Decision trees and tree ensembles are a type of supervised learning algorithm that are well-suited for tabular or structured data, such as data stored in a spreadsheet format. They use a tree-like structure to make predictions based on the values of the features in the data. Decision trees are fast to train and can be interpretable, meaning that you can understand how the model is making decisions, especially for small trees with only a few dozen nodes.

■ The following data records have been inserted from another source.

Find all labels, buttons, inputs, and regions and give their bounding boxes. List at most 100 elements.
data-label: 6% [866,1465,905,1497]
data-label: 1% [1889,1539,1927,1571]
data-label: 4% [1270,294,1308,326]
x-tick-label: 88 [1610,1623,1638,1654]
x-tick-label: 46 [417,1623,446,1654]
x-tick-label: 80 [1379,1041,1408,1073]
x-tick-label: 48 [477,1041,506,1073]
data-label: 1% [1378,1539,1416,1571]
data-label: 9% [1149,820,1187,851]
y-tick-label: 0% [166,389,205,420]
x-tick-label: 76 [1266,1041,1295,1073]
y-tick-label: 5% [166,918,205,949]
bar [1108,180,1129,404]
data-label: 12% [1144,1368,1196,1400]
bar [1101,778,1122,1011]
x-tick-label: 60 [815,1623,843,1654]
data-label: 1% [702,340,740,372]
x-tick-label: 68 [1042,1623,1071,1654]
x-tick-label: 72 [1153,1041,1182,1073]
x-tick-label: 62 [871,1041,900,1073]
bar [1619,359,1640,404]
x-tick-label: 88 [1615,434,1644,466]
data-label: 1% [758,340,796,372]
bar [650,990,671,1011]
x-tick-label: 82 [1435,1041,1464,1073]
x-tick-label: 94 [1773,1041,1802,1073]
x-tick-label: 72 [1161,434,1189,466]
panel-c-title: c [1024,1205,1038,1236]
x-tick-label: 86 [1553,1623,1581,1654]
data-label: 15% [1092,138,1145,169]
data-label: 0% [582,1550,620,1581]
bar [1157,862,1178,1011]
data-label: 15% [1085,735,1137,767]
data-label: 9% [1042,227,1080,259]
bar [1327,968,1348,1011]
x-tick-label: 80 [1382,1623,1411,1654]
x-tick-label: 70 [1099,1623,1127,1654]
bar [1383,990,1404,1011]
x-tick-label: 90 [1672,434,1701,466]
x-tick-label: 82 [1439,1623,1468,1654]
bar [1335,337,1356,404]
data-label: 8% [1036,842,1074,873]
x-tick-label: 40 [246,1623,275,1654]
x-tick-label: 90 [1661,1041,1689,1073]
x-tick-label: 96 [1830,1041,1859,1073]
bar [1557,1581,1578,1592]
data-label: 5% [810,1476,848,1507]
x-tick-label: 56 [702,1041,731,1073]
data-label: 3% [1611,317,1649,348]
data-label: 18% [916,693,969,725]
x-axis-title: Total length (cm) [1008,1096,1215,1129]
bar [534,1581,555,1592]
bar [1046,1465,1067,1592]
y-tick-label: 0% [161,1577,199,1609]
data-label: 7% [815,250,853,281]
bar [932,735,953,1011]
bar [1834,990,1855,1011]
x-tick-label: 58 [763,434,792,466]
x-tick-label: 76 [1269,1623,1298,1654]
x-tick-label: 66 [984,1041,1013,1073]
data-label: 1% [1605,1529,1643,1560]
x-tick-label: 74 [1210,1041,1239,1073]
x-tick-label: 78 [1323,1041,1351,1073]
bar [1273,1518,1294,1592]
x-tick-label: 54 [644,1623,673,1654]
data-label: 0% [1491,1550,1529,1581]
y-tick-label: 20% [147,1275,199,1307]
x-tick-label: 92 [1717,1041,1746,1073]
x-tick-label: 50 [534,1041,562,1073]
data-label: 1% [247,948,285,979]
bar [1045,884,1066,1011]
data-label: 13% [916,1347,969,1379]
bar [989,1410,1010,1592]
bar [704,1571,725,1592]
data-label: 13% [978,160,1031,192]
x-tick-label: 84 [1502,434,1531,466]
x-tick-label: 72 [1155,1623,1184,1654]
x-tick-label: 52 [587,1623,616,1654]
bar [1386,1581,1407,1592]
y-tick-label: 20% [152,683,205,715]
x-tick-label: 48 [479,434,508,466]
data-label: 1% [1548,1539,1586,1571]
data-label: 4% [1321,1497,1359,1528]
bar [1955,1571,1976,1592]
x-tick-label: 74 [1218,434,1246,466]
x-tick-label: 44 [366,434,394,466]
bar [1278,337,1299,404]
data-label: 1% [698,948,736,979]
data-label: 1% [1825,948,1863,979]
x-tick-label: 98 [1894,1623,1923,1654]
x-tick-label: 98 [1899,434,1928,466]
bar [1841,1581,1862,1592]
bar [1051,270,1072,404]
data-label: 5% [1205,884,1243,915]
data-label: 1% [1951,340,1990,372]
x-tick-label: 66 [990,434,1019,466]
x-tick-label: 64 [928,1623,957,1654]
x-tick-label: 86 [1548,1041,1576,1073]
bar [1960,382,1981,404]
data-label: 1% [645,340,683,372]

However, decision trees are not as effective when working with unstructured data, such as images, video, audio, or text. Neural networks, on the other hand, are a type of artificial neural network that can handle all types of data, including structured, unstructured, and mixed data. Neural networks are typically more powerful and can achieve better performance on complex tasks, but they can be slower to train, especially for large networks. Additionally, neural networks can benefit from transfer learning, where pre-training on a larger dataset can improve the performance of the model on a smaller, related task.

In conclusion, the choice between decision trees and neural networks will depend on the type of data you're working with and the specific requirements of your task. While decision trees are fast to train and can be interpretable, they are not as effective on unstructured data. Neural networks are more powerful and can handle all types of data, but they can be slower to train. Both algorithms have their strengths and weaknesses, and the right choice will depend on the specific task at hand.